- Chairman: Ángel Ortega
- Founded: May 2006
- Dissolved: 2013
- Merged into: Andalusian Party
- Ideology: Andalusian nationalism Social democracy

Website
- www.convergencia-andaluza.es

= Andalusian Convergence =

Andalusian Convergence (in Spanish: Convergencia Andaluza; CAnda) was an Andalusian nationalist political party in Andalusia.

==History==
CAnda emerged in May 2006 as a split of the Andalusian Party. It also had among its ranks with politicians like Juan Carlos Benavides, former mayor of Almuñécar (Granada), and Luis Manuel Rubiales, former mayor of Motril, from the PSOE-A.

In the municipal elections of 2007, they obtained 6,994 votes and 10 councilors (all in Almuñécar).

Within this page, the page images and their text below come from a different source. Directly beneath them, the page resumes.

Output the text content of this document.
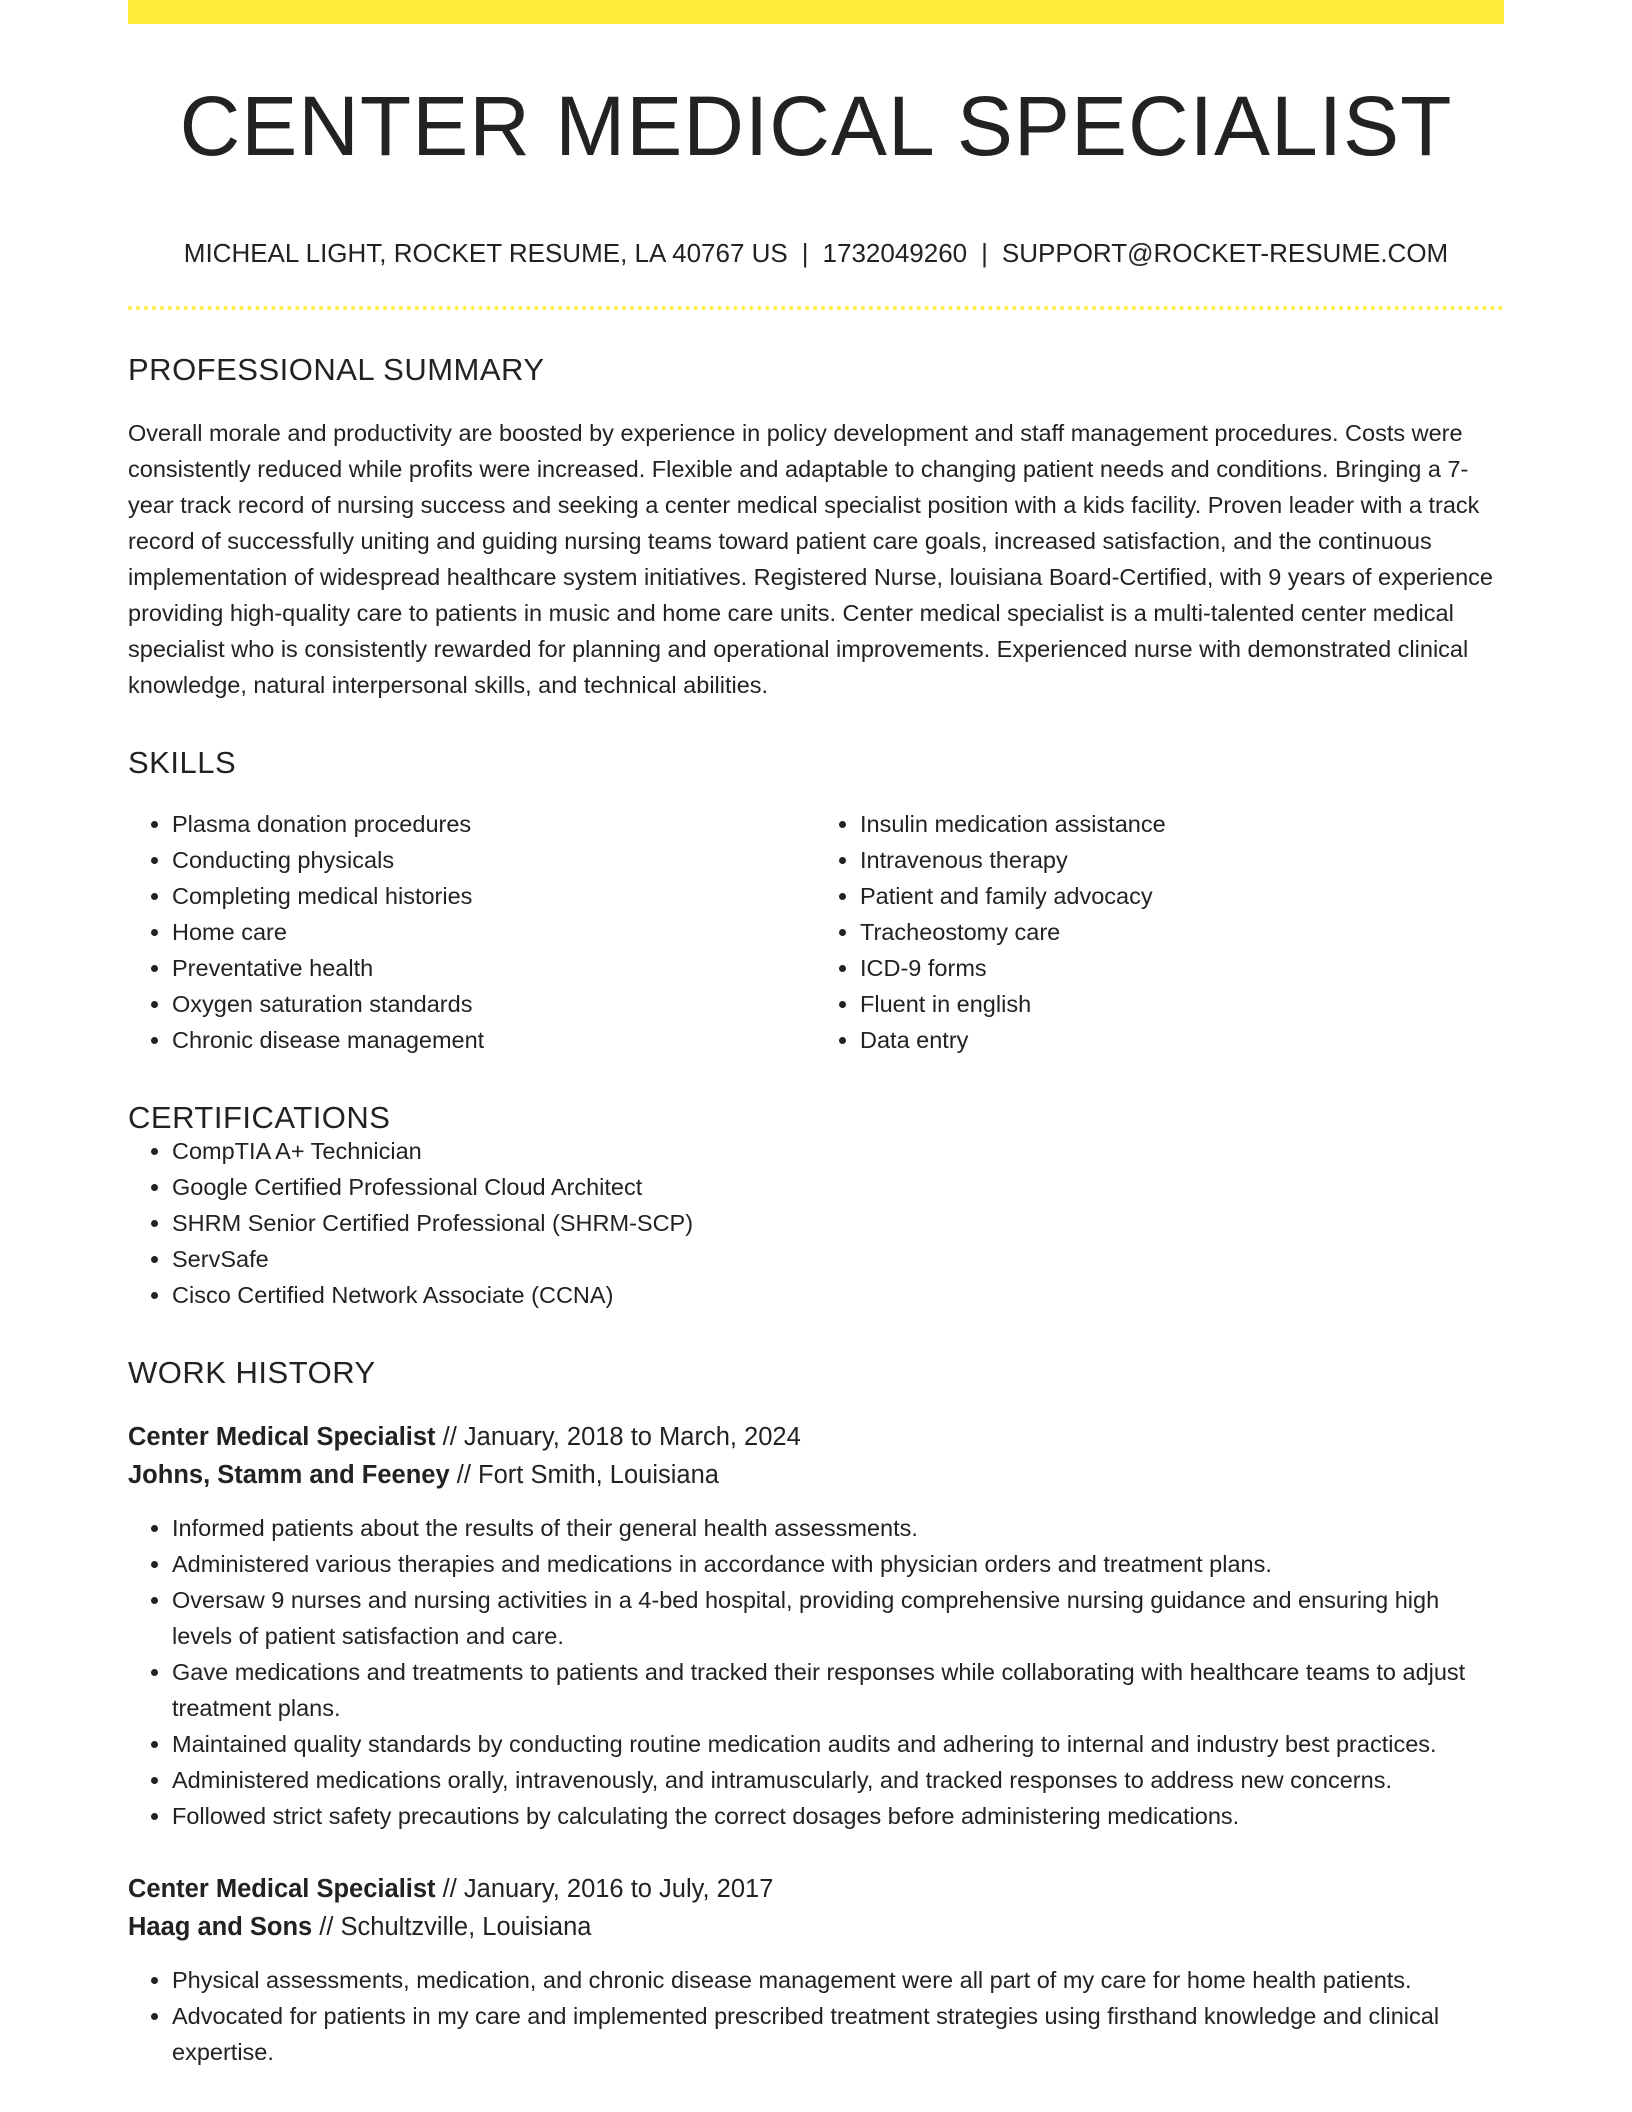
CENTER MEDICAL SPECIALIST
MICHEAL LIGHT, ROCKET RESUME, LA 40767 US | 1732049260 | SUPPORT@ROCKET-RESUME.COM
PROFESSIONAL SUMMARY
Overall morale and productivity are boosted by experience in policy development and staff management procedures. Costs were consistently reduced while profits were increased. Flexible and adaptable to changing patient needs and conditions. Bringing a 7-year track record of nursing success and seeking a center medical specialist position with a kids facility. Proven leader with a track record of successfully uniting and guiding nursing teams toward patient care goals, increased satisfaction, and the continuous implementation of widespread healthcare system initiatives. Registered Nurse, louisiana Board-Certified, with 9 years of experience providing high-quality care to patients in music and home care units. Center medical specialist is a multi-talented center medical specialist who is consistently rewarded for planning and operational improvements. Experienced nurse with demonstrated clinical knowledge, natural interpersonal skills, and technical abilities.
SKILLS
• Plasma donation procedures
• Conducting physicals
• Completing medical histories
• Home care
• Preventative health
• Oxygen saturation standards
• Chronic disease management
• Insulin medication assistance
• Intravenous therapy
• Patient and family advocacy
• Tracheostomy care
• ICD-9 forms
• Fluent in english
• Data entry
CERTIFICATIONS
• CompTIA A+ Technician
• Google Certified Professional Cloud Architect
• SHRM Senior Certified Professional (SHRM-SCP)
• ServSafe
• Cisco Certified Network Associate (CCNA)
WORK HISTORY
Center Medical Specialist // January, 2018 to March, 2024
Johns, Stamm and Feeney // Fort Smith, Louisiana
• Informed patients about the results of their general health assessments.
• Administered various therapies and medications in accordance with physician orders and treatment plans.
• Oversaw 9 nurses and nursing activities in a 4-bed hospital, providing comprehensive nursing guidance and ensuring high levels of patient satisfaction and care.
• Gave medications and treatments to patients and tracked their responses while collaborating with healthcare teams to adjust treatment plans.
• Maintained quality standards by conducting routine medication audits and adhering to internal and industry best practices.
• Administered medications orally, intravenously, and intramuscularly, and tracked responses to address new concerns.
• Followed strict safety precautions by calculating the correct dosages before administering medications.
Center Medical Specialist // January, 2016 to July, 2017
Haag and Sons // Schultzville, Louisiana
• Physical assessments, medication, and chronic disease management were all part of my care for home health patients.
• Advocated for patients in my care and implemented prescribed treatment strategies using firsthand knowledge and clinical expertise.
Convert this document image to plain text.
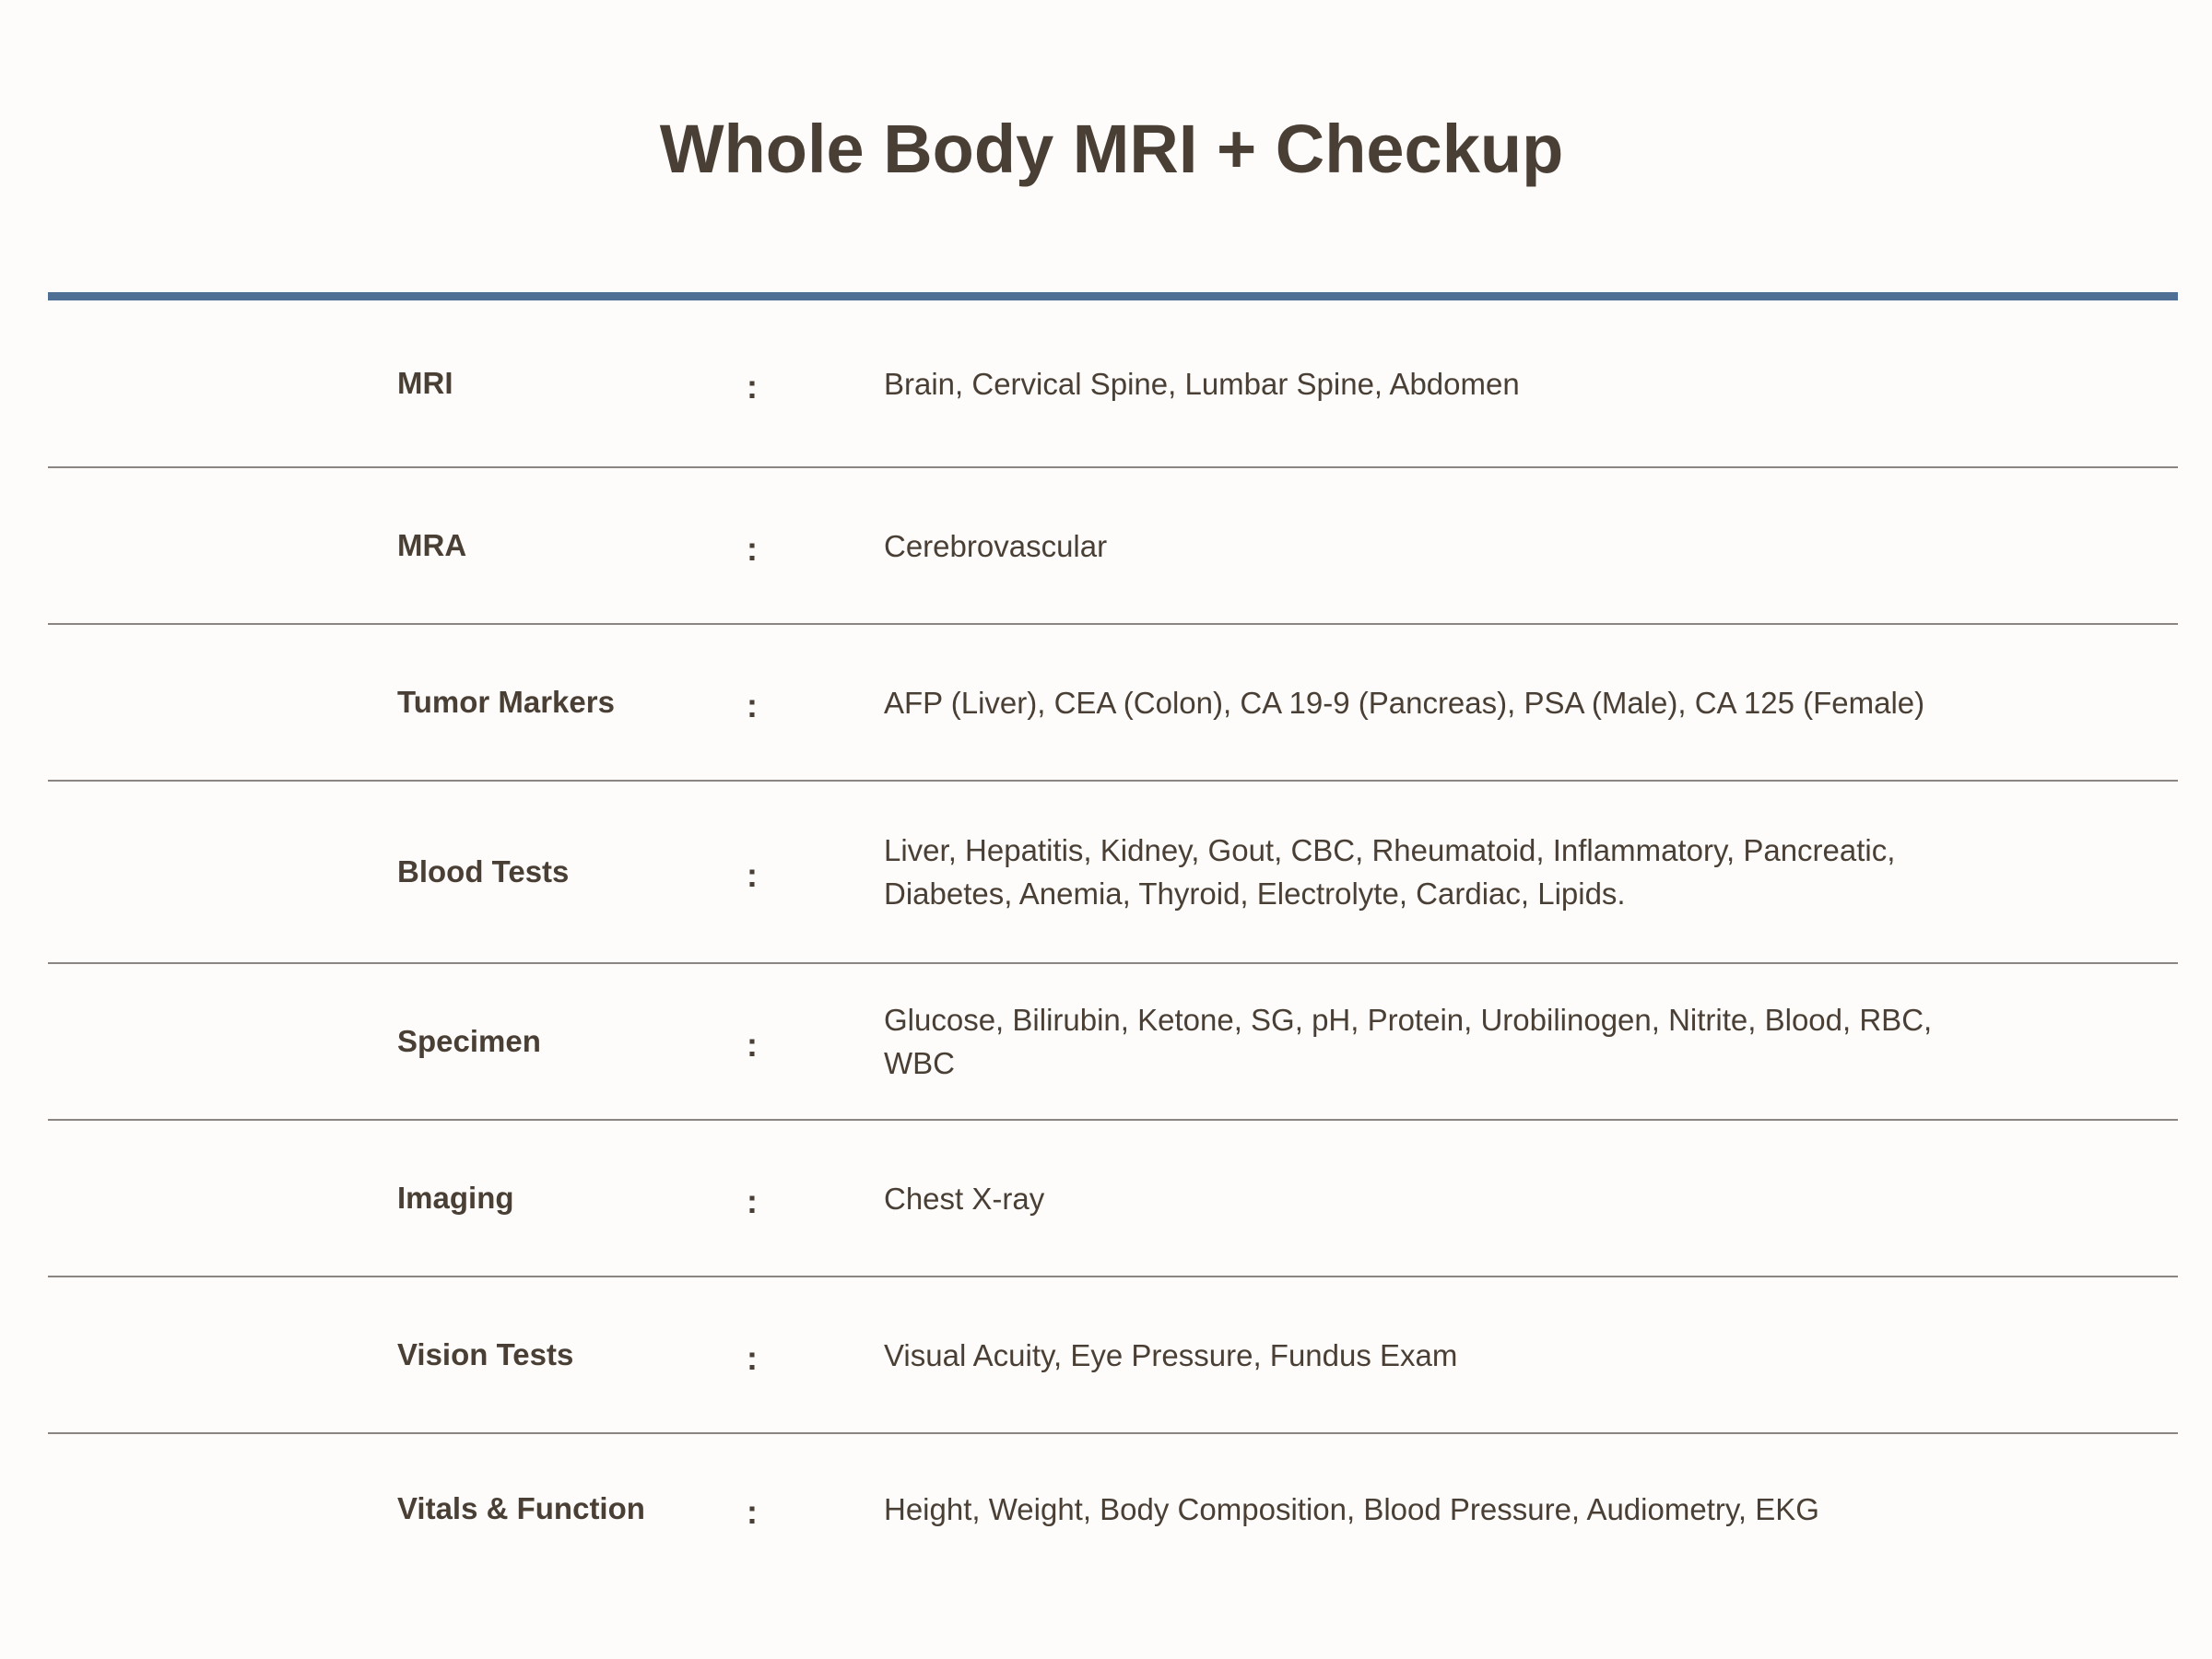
Whole Body MRI + Checkup
MRI	:	Brain, Cervical Spine, Lumbar Spine, Abdomen
MRA	:	Cerebrovascular
Tumor Markers	:	AFP (Liver), CEA (Colon), CA 19-9 (Pancreas), PSA (Male), CA 125 (Female)
Blood Tests	:
Liver, Hepatitis, Kidney, Gout, CBC, Rheumatoid, Inflammatory, Pancreatic, Diabetes, Anemia, Thyroid, Electrolyte, Cardiac, Lipids.
Specimen	:
Glucose, Bilirubin, Ketone, SG, pH, Protein, Urobilinogen, Nitrite, Blood, RBC, WBC
Imaging	:	Chest X-ray
Vision Tests	:	Visual Acuity, Eye Pressure, Fundus Exam
Vitals & Function	:	Height, Weight, Body Composition, Blood Pressure, Audiometry, EKG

In the 2011 elections in the same town, councilors fell to 7 of 21, although CAnda still was the most voted political party. CAnda also gained 1879 votes in Motril (2 councilors) and 698 votes in Albuñol (2 councilors).

In 2013 CAnda rejoined the Andalusian Party. After the dissolution of the Andalusian Party in 2015 the party was reactivated. CAnda joined the coalition Andaluces Levantaos for the 2022 Andalusian regional election.